The unique geo-political scenario after the 9/11 attacks in the US and the socio-economic and technological advancements in the 21st century has created fragmented and challenging conditions throughout the world. Technological innovations and progress are at the same time creating huge imbalances between the post-Second World War order and the contemporary advanced layouts of the world.

Long and slow economic recovery after the global recession of 2008-9 and the technological revolution have forced many blue-collar workers out of jobs in the US, Europe and other parts of the world. Additionally, the rise of the ultra-religious violent organisations in different regions has driven a wedge between societies and countries. Economic deprivation, coupled with security apprehensions, has prompted massive uprisings and division-oriented politics, which contributed in replacing the old global political guard with the populists, especially in the US and Europe.

The extreme wave of ‘racial populism’ and protectionism against the immigrants and the Muslims in the US and Europe is on the rise with every passing day swelling violence, bigotry, and slogans of ousting the existing and blocking new immigrants are exacerbating and have created a few violent events and can further trigger unwarranted situations in those territories.

Most of the Middle Eastern countries, where many Pakistanis are settled, earn their primary revenues through the export of oil. In 2014, when oil plummeted to $28, revenues of respective oil-exporting countries started shrinking. Massive security spending on regional proxy wars added extra pressure on their economies and forced them to cut — and in some cases completely withdraw — massive socially-driven subsidised programmes and halted the developmental projects in order to balance their budgets. This created a very daunting and delirious situation for the economic immigrants and forced them to think of better alternatives.

Currently, Pakistan’s economy is in a shambles and facing historic deficits in trade and fiscal sides with alarmingly high foreign debt levels. The execrable economic performance of the PML-N government and the record piling up of foreign loans under Finance Minister Ishaq Dar should be a matter of grave concern for every Pakistani. It is worth bearing in mind that during the election campaign of 2013 general elections, Mian Nawaz Sharif criticised the then PPP government vehemently for accumulating heaps of foreign loans from the IMF. He made a promise to the nation to break the begging bowl permanently but presently it is his government that has earned accolades of being the highest foreign loans’ recipient government in the history of Pakistan.

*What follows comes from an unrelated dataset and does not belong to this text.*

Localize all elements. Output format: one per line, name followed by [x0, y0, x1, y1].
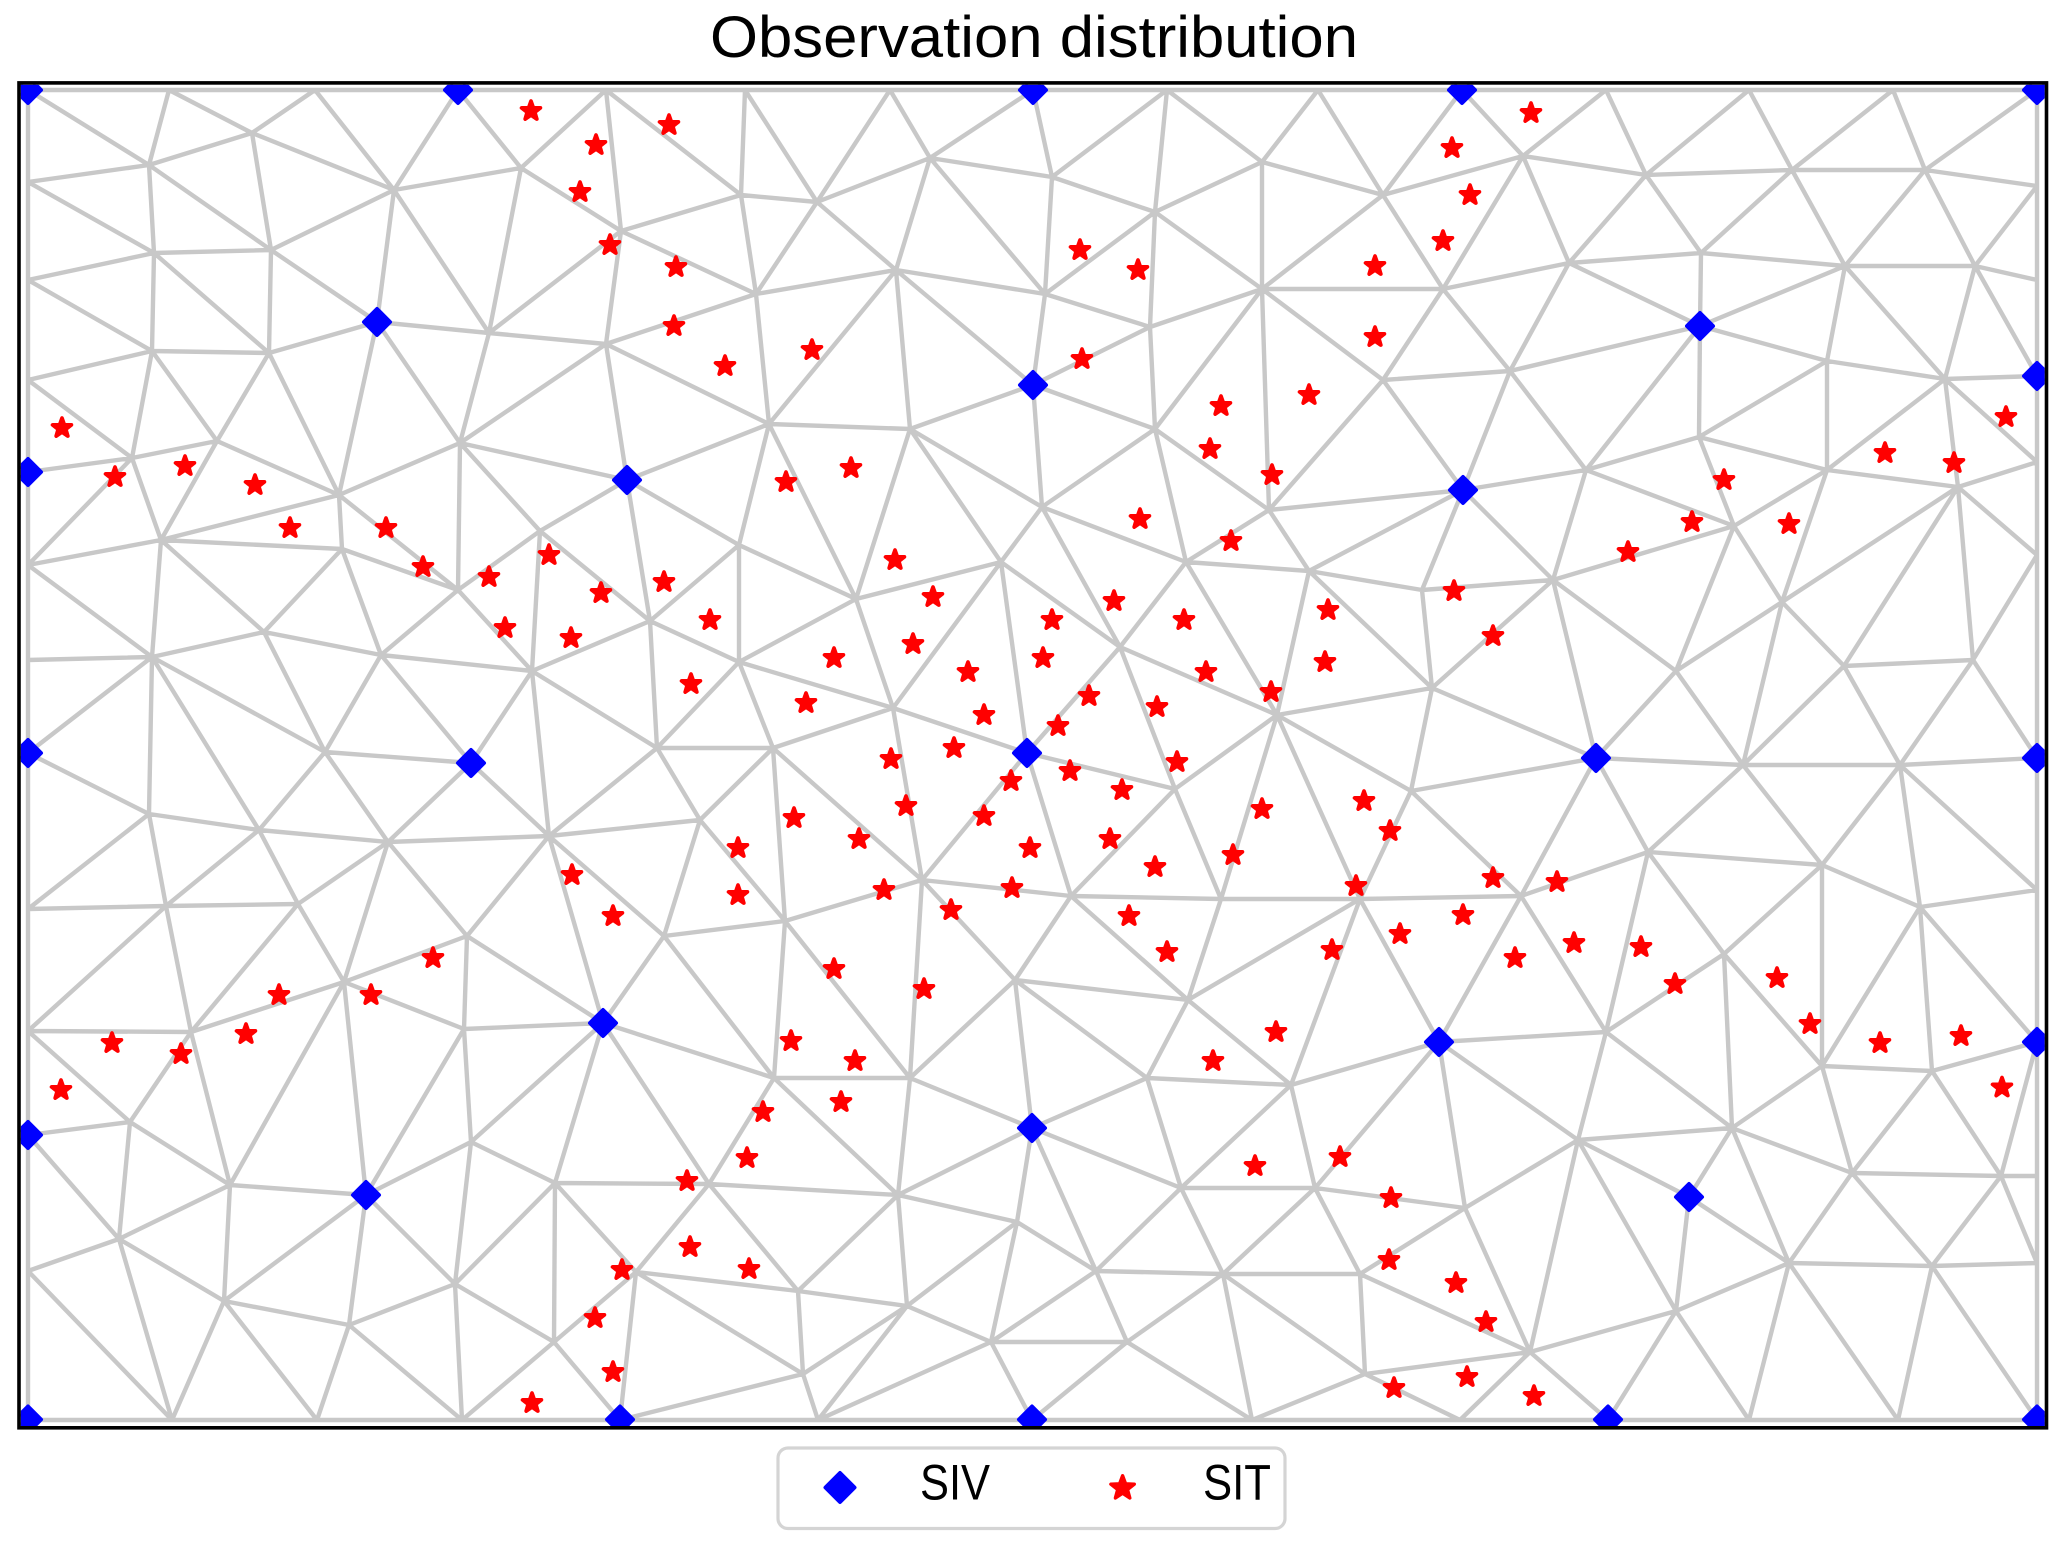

It is widely perceived that If Imran Khan becomes prime minister of Pakistan (that is if he manages to win the elections) he can bring about rapid and transformational changes.

He is perhaps the only politician in Pakistan who enjoys the trust and veneration of the majority of those non-resident Pakistanis (who have earned billions of dollars through the decades by dint of hard work) and can prompt them to invest money in Pakistan because at the moment those NRPs are deeply perturbed by the above-mentioned reasons.

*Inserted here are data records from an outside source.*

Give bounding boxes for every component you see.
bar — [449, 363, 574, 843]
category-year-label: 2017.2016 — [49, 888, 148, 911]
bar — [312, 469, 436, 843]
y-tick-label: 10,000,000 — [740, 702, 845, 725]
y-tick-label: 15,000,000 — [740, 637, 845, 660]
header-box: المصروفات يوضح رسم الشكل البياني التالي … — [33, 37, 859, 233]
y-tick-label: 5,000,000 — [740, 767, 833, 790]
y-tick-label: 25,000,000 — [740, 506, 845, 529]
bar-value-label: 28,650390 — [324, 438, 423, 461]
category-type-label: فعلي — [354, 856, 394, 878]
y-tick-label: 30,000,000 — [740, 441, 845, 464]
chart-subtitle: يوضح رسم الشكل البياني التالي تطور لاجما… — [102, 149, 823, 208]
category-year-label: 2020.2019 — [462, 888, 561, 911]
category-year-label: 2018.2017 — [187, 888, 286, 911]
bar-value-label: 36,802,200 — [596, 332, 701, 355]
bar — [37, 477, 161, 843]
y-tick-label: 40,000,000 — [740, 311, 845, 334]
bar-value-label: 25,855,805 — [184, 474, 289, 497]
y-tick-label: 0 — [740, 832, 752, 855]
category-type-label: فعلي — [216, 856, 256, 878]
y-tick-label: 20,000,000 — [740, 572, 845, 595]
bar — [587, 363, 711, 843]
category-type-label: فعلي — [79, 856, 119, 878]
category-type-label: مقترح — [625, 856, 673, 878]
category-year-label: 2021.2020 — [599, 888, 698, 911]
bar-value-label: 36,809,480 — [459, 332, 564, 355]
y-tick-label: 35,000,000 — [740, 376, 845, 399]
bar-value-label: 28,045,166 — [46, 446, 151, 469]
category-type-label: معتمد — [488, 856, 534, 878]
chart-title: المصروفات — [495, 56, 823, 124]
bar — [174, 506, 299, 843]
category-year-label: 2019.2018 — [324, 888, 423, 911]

But before that, Imran Khan and his party must present comprehensive economic and security plans like the Chinese leader, Deng Xiaoping, who literally brought an economic revolution in his country by unveiling an economic and social blueprint along with systematic changes that encouraged and provided the support base to millions of Chinese to participate in their country’s economy.

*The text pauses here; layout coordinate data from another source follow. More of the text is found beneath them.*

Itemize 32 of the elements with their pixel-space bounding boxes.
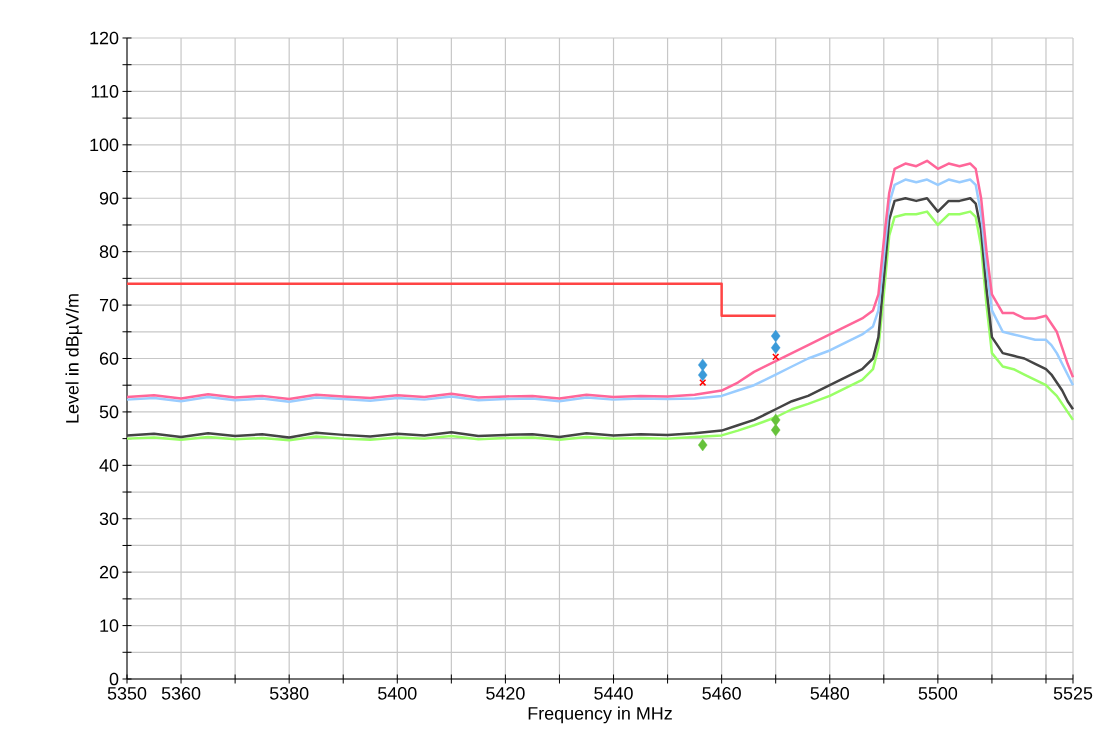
x-tick-label: 5525 [1053, 687, 1093, 700]
x-tick-label: 5440 [594, 687, 633, 700]
x-tick-label: 5380 [269, 687, 309, 700]
point [698, 358, 708, 372]
x-tick-label: 5460 [702, 687, 741, 700]
point [771, 423, 781, 437]
point [771, 329, 781, 343]
x-tick-label: 5420 [486, 687, 525, 700]
y-tick-label: 80 [99, 245, 119, 259]
x-tick-label: 5500 [918, 687, 958, 700]
x-axis-title: Frequency in MHz [528, 706, 672, 724]
y-tick-label: 20 [99, 565, 119, 579]
y-tick-label: 30 [99, 512, 119, 526]
x-tick-label: 5360 [161, 687, 201, 700]
y-tick-label: 0 [109, 672, 119, 686]
point [698, 438, 708, 452]
point [771, 413, 781, 427]
y-tick-label: 10 [100, 619, 119, 632]
y-tick-label: 110 [91, 85, 119, 98]
y-tick-label: 120 [90, 31, 119, 45]
y-tick-label: 40 [99, 458, 119, 472]
x-tick-label: 5480 [810, 687, 849, 700]
point [771, 341, 781, 354]
y-axis-title: Level in dBµV/m [65, 294, 83, 423]
x-tick-label: 5400 [378, 687, 417, 700]
y-tick-label: 60 [99, 352, 119, 365]
y-tick-label: 50 [99, 405, 119, 419]
y-tick-label: 100 [90, 138, 119, 152]
x-tick-label: 5350 [107, 687, 147, 700]
point [698, 368, 708, 382]
y-tick-label: 90 [99, 191, 119, 205]
y-tick-label: 70 [99, 298, 119, 312]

Will Imran Khan be able to bring the economic and social prosperity in Pakistan like Deng Xiaoping’s visionary and realistic approach brought to China? Only the results of the upcoming elections can give us an answer to this question.

The 21st century belongs to those countries that will have strong economies coupled with robust security along with progress in science, technology, and highly-skilled human resources.

Published in The Express Tribune, November 2nd, 2017.